I'm not using a https anywhere addon so I was very surprised that wget http://techblog.netflix.com/2016/05/application-data-caching... doesn't get redirected. Loading the downloaded file in the browser let me read the article.
I get the same result in Firefox and in Chrome it says This site can't be reached with a specific ERR_CONNECTION_CLOSED error. I've been wondering why this item kept getting voted up but I couldn't even access it. I'm on Time Warner Cable in southern Kentucky by the way, could this be a network issue?
Edit: I should note that I cannot access this via HTTP either as I'm getting redirected to HTTPS.

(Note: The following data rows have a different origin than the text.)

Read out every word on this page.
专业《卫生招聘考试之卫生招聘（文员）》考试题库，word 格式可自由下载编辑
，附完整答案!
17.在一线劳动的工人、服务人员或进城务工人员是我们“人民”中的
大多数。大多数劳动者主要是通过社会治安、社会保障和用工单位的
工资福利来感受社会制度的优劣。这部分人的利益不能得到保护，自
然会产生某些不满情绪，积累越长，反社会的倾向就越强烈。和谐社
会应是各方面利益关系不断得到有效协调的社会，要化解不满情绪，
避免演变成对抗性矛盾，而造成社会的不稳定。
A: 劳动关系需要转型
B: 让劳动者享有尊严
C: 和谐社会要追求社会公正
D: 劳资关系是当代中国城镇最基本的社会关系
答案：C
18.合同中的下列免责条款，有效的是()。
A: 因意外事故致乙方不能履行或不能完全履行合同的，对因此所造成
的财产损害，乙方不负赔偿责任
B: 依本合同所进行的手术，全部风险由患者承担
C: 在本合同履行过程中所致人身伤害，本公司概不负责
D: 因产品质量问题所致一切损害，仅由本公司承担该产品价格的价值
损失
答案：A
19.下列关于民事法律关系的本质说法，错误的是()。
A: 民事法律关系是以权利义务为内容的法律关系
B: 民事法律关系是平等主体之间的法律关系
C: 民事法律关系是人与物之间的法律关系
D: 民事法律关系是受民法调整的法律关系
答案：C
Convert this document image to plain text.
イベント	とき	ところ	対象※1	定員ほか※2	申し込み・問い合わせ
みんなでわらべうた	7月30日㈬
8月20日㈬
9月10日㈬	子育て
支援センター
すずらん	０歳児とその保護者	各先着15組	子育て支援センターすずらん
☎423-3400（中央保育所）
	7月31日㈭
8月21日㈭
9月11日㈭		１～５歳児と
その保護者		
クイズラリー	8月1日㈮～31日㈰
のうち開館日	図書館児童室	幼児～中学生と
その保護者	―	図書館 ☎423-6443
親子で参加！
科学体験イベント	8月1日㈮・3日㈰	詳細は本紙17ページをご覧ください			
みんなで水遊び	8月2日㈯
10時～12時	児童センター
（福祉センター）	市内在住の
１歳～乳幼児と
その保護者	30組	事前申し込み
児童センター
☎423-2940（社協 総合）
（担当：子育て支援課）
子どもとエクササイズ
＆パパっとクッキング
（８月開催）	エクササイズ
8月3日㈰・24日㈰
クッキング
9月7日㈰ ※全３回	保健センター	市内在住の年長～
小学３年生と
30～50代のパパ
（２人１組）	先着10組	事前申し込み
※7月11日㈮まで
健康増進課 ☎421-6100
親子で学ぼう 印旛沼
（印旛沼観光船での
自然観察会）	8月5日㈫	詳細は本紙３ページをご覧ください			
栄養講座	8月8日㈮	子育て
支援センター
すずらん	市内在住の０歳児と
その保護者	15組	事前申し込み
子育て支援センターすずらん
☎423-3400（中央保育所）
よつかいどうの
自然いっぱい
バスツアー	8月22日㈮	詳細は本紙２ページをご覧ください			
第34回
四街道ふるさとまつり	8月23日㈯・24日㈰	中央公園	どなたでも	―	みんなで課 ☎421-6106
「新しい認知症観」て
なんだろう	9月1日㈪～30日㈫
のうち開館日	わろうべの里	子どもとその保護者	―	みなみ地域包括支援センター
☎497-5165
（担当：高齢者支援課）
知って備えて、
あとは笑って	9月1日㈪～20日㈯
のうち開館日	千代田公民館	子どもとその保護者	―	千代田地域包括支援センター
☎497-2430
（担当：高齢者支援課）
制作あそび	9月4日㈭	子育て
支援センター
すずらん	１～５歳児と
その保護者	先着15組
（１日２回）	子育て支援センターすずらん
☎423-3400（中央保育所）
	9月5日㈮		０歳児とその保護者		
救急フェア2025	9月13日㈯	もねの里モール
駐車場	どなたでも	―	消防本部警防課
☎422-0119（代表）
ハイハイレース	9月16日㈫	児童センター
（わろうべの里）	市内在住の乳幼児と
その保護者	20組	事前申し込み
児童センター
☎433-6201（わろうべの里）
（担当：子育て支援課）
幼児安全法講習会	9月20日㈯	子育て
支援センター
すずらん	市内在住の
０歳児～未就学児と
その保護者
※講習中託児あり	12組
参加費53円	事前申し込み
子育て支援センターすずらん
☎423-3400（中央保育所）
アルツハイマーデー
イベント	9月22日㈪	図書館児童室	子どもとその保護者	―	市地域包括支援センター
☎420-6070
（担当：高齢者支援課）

Edit 2: Correction: If I force http:// in Chrome I can access the blog entry. I tried even using Private mode in Firefox and while I specify http:// the URL gets modified to https:// and I get the insecure connection message. Above I used the word redirect but I can see no evidence of an actual redirect in the developer interface. But it's not clear to me if the Firefox development interface Network tab would indicate a redirect response.
This is interesting. There haven't been many instances yet where Go's memory/GC performance is compared directly and favorably to Java's performance.